Not only do we find relationships that replicate the emotional reality we knew growing up, we also manage to create circumstances that repeat it, too. Anne married a man who mirrored the emotional distance and exacting demands of her parents. She also found herself in circumstances, due to her celebrity, in which she had to struggle against feelings of isolation, misperceptions, and captivity–evoking a sense of reality not unlike that of a little girl whose identity and value is not perceived accurately by those around her.

As adults we recreate the hurts of childhood to get a second chance to work them out and be free of them. And we do all this without realizing it, of course. What is deepest and truest in us is wiser than our conscious self and longs for us to be healed.

But healing doesn’t come automatically, nor does it come easily.

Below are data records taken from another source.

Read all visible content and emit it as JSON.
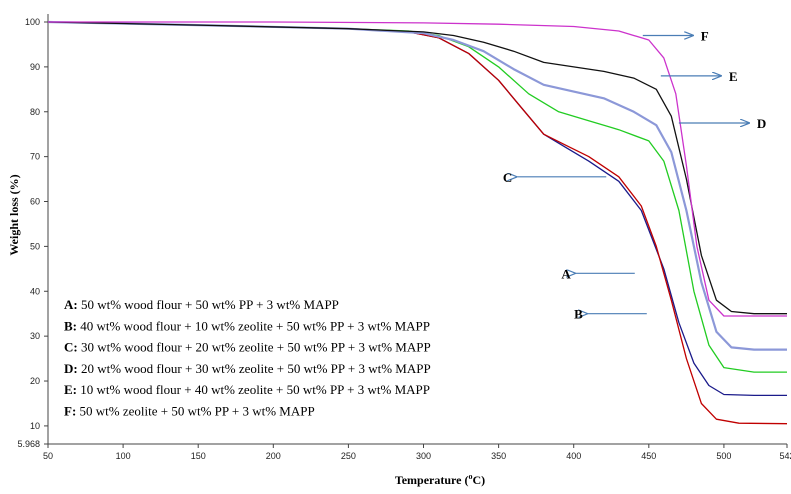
{
  "chart_data": {
    "type": "line",
    "xlabel": "Temperature (",
    "xlabel_sup": "o",
    "xlabel_end": "C)",
    "ylabel": "Weight loss (%)",
    "xlim": [
      50,
      542
    ],
    "ylim": [
      5.968,
      100
    ],
    "x_ticks": [
      50,
      100,
      150,
      200,
      250,
      300,
      350,
      400,
      450,
      500,
      542
    ],
    "y_ticks": [
      5.968,
      10,
      20,
      30,
      40,
      50,
      60,
      70,
      80,
      90,
      100
    ],
    "grid": false,
    "series": [
      {
        "name": "A",
        "color": "#1a1a8a",
        "x": [
          50,
          150,
          250,
          290,
          310,
          330,
          350,
          365,
          380,
          395,
          410,
          430,
          445,
          460,
          470,
          480,
          490,
          500,
          520,
          542
        ],
        "y": [
          100,
          99.3,
          98.5,
          97.8,
          96.5,
          93,
          87,
          81,
          75,
          72,
          69,
          64.5,
          58,
          45,
          33,
          24,
          19,
          17,
          16.8,
          16.8
        ],
        "label_x": 434,
        "label_y": 44
      },
      {
        "name": "B",
        "color": "#c00000",
        "x": [
          50,
          150,
          250,
          290,
          310,
          330,
          350,
          365,
          380,
          395,
          410,
          430,
          445,
          455,
          465,
          475,
          485,
          495,
          510,
          542
        ],
        "y": [
          100,
          99.3,
          98.5,
          97.8,
          96.5,
          93,
          87,
          81,
          75,
          72.5,
          70,
          65.5,
          59,
          50,
          38,
          25,
          15,
          11.5,
          10.6,
          10.5
        ],
        "label_x": 442,
        "label_y": 35
      },
      {
        "name": "C",
        "color": "#22cc22",
        "x": [
          50,
          150,
          250,
          290,
          310,
          330,
          350,
          370,
          390,
          410,
          430,
          450,
          460,
          470,
          480,
          490,
          500,
          520,
          542
        ],
        "y": [
          100,
          99.3,
          98.5,
          98,
          97,
          94.5,
          90,
          84,
          80,
          78,
          76,
          73.5,
          69,
          58,
          40,
          28,
          23,
          22,
          22
        ],
        "label_x": 415,
        "label_y": 65.5
      },
      {
        "name": "D",
        "color": "#8c98d8",
        "x": [
          50,
          150,
          250,
          300,
          320,
          340,
          360,
          380,
          400,
          420,
          440,
          455,
          465,
          475,
          485,
          495,
          505,
          520,
          542
        ],
        "y": [
          100,
          99.3,
          98.5,
          97.5,
          96,
          93.5,
          89.5,
          86,
          84.5,
          83,
          80,
          77,
          71,
          58,
          42,
          31,
          27.5,
          27,
          27
        ],
        "label_x": 470,
        "label_y": 77.5
      },
      {
        "name": "E",
        "color": "#111111",
        "x": [
          50,
          150,
          250,
          300,
          320,
          340,
          360,
          380,
          400,
          420,
          440,
          455,
          465,
          475,
          485,
          495,
          505,
          520,
          542
        ],
        "y": [
          100,
          99.3,
          98.5,
          97.8,
          97,
          95.5,
          93.5,
          91,
          90,
          89,
          87.5,
          85,
          79,
          65,
          48,
          38,
          35.5,
          35,
          35
        ],
        "label_x": 458,
        "label_y": 88
      },
      {
        "name": "F",
        "color": "#cc33cc",
        "x": [
          50,
          200,
          300,
          350,
          400,
          430,
          450,
          460,
          468,
          475,
          482,
          490,
          500,
          520,
          542
        ],
        "y": [
          100,
          100,
          99.8,
          99.5,
          99,
          98,
          96,
          92,
          84,
          68,
          50,
          38,
          34.5,
          34.5,
          34.5
        ],
        "label_x": 446,
        "label_y": 97
      }
    ],
    "legend": [
      {
        "key": "A:",
        "text": " 50 wt% wood flour + 50 wt% PP + 3 wt% MAPP"
      },
      {
        "key": "B:",
        "text": " 40 wt% wood flour + 10 wt% zeolite + 50 wt% PP + 3 wt% MAPP"
      },
      {
        "key": "C:",
        "text": " 30 wt% wood flour + 20 wt% zeolite + 50 wt% PP + 3 wt% MAPP"
      },
      {
        "key": "D:",
        "text": " 20 wt% wood flour + 30 wt% zeolite + 50 wt% PP + 3 wt% MAPP"
      },
      {
        "key": "E:",
        "text": " 10 wt% wood flour + 40 wt% zeolite + 50 wt% PP + 3 wt% MAPP"
      },
      {
        "key": "F:",
        "text": " 50 wt% zeolite + 50 wt% PP + 3 wt% MAPP"
      }
    ],
    "legend_placement": "bottom-left"
  }
}
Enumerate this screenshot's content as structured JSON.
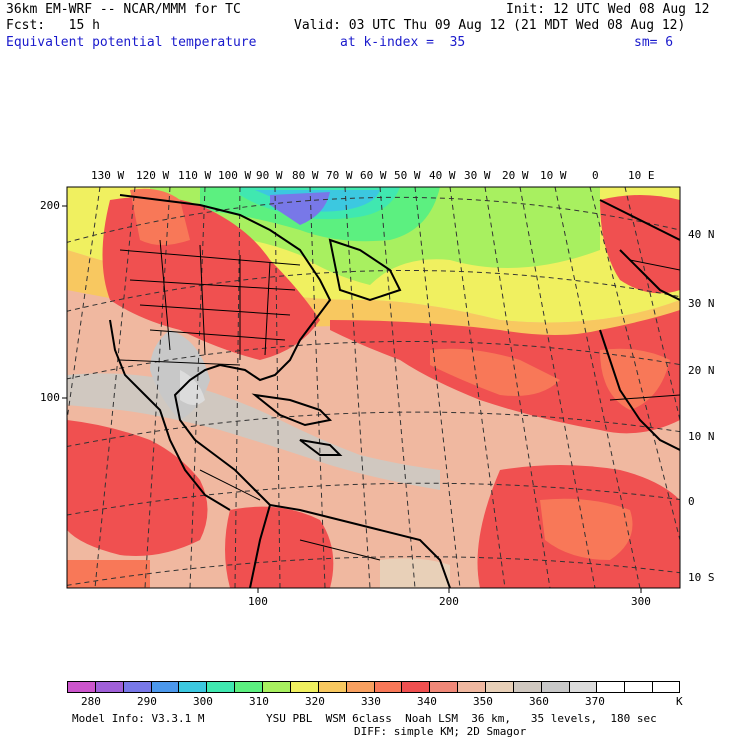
{
  "header": {
    "model": "36km EM-WRF -- NCAR/MMM for TC",
    "init": "Init: 12 UTC Wed 08 Aug 12",
    "fcst": "Fcst:   15 h",
    "valid": "Valid: 03 UTC Thu 09 Aug 12 (21 MDT Wed 08 Aug 12)",
    "field": "Equivalent potential temperature",
    "level": "at k-index =  35",
    "smooth": "sm= 6"
  },
  "map": {
    "top_lon_labels": [
      "130 W",
      "120 W",
      "110 W",
      "100 W",
      "90 W",
      "80 W",
      "70 W",
      "60 W",
      "50 W",
      "40 W",
      "30 W",
      "20 W",
      "10 W",
      "0",
      "10 E"
    ],
    "right_lat_labels": [
      "40 N",
      "30 N",
      "20 N",
      "10 N",
      "0",
      "10 S"
    ],
    "left_grid_labels": [
      "200",
      "100"
    ],
    "bottom_grid_labels": [
      "100",
      "200",
      "300"
    ]
  },
  "colorbar": {
    "unit": "K",
    "labels": [
      "280",
      "290",
      "300",
      "310",
      "320",
      "330",
      "340",
      "350",
      "360",
      "370"
    ],
    "colors": [
      "#cc55cc",
      "#a060d8",
      "#7878e8",
      "#4c98ec",
      "#3cc8e0",
      "#40e8b0",
      "#5cf080",
      "#a8f060",
      "#f0f060",
      "#f8c860",
      "#f8a060",
      "#f87858",
      "#f05050",
      "#f08878",
      "#f0b8a0",
      "#e8d0b8",
      "#d0c8c0",
      "#c8c8c8",
      "#dcdcdc",
      "#ffffff",
      "#ffffff",
      "#ffffff"
    ]
  },
  "footer": {
    "model_info": "Model Info: V3.3.1 M",
    "physics": "YSU PBL  WSM 6class  Noah LSM  36 km,   35 levels,  180 sec",
    "diffusion": "DIFF: simple KM; 2D Smagor"
  }
}
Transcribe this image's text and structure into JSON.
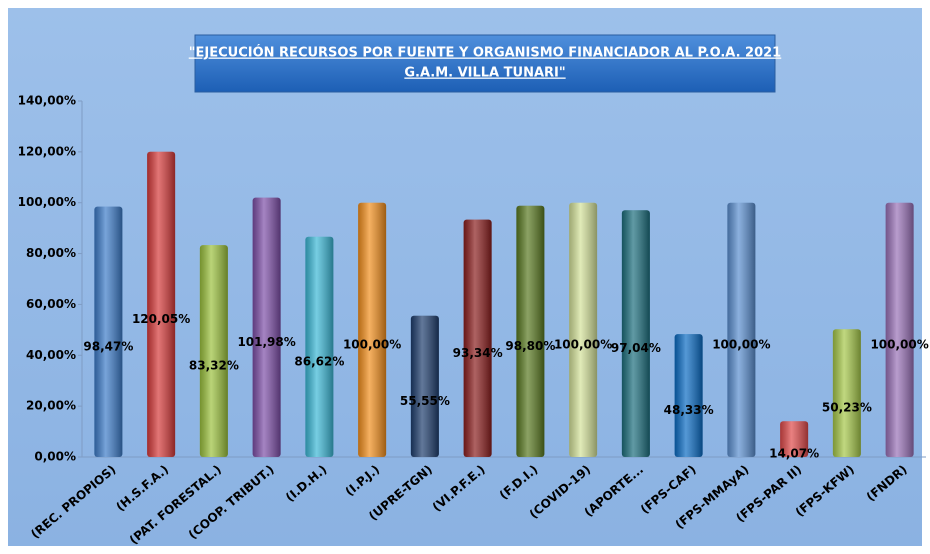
{
  "chart_data": {
    "type": "bar",
    "title": [
      "\"EJECUCIÓN RECURSOS POR FUENTE Y ORGANISMO FINANCIADOR  AL P.O.A. 2021",
      "G.A.M. VILLA TUNARI\""
    ],
    "categories": [
      "(REC. PROPIOS)",
      "(H.S.F.A.)",
      "(PAT. FORESTAL.)",
      "(COOP. TRIBUT.)",
      "(I.D.H.)",
      "(I.P.J.)",
      "(UPRE-TGN)",
      "(VI.P.F.E.)",
      "(F.D.I.)",
      "(COVID-19)",
      "(APORTE...",
      "(FPS-CAF)",
      "(FPS-MMAyA)",
      "(FPS-PAR II)",
      "(FPS-KFW)",
      "(FNDR)"
    ],
    "values": [
      98.47,
      120.05,
      83.32,
      101.98,
      86.62,
      100,
      55.55,
      93.34,
      98.8,
      100,
      97.04,
      48.33,
      100,
      14.07,
      50.23,
      100
    ],
    "value_labels": [
      "98,47%",
      "120,05%",
      "83,32%",
      "101,98%",
      "86,62%",
      "100,00%",
      "55,55%",
      "93,34%",
      "98,80%",
      "100,00%",
      "97,04%",
      "48,33%",
      "100,00%",
      "14,07%",
      "50,23%",
      "100,00%"
    ],
    "colors": [
      "#3d7cc9",
      "#d63b3b",
      "#9cc23e",
      "#7e4fa8",
      "#3cb8d6",
      "#f28f1e",
      "#1f3e6e",
      "#8b1f1f",
      "#5a7a22",
      "#d4e29a",
      "#1d6f7e",
      "#0b6cc4",
      "#5b8fd0",
      "#e04a4a",
      "#a6c84a",
      "#9a72b8"
    ],
    "ylim": [
      0,
      140
    ],
    "yticks": [
      {
        "value": 0,
        "label": "0,00%"
      },
      {
        "value": 20,
        "label": "20,00%"
      },
      {
        "value": 40,
        "label": "40,00%"
      },
      {
        "value": 60,
        "label": "60,00%"
      },
      {
        "value": 80,
        "label": "80,00%"
      },
      {
        "value": 100,
        "label": "100,00%"
      },
      {
        "value": 120,
        "label": "120,00%"
      },
      {
        "value": 140,
        "label": "140,00%"
      }
    ],
    "grid": false
  }
}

We gain our second chance only when we have the courage to allow this deeper knowledge to come into the light. This requires the slow, painful work of choosing to understand ourselves and the reality of our history. Only then can the present circumstances—the marriage, the difficult situation—be apprehended in its proper perspective and be transformed.

Excerpt from Gifts from the Spirit: Reflections on the Diaries and Letters of Anne Morrow Lindbergh, by Kim Jocelyn Dickson

[i] Anne Morrow Lindbergh, Bring Me a Unicorn (New York, Harcourt Brace and Jovanovich, 1971) p. 99.

[ii] Ibid. p. 224.

[iii] Reeve Lindbergh, interview in “ Charles Lindbergh and Anne Morrow Lindbergh” A&E’s Biography, April 2, 2000.

[iv] Anne Morrow Lindbergh, The Flower and the Nettle (New York: Harcourt Brace Jovanovich, 1976), p. 510.

[v] Reeve Lindbergh, The Names of the Mountains (New York: Simon & Schuster, 1992) p. 101.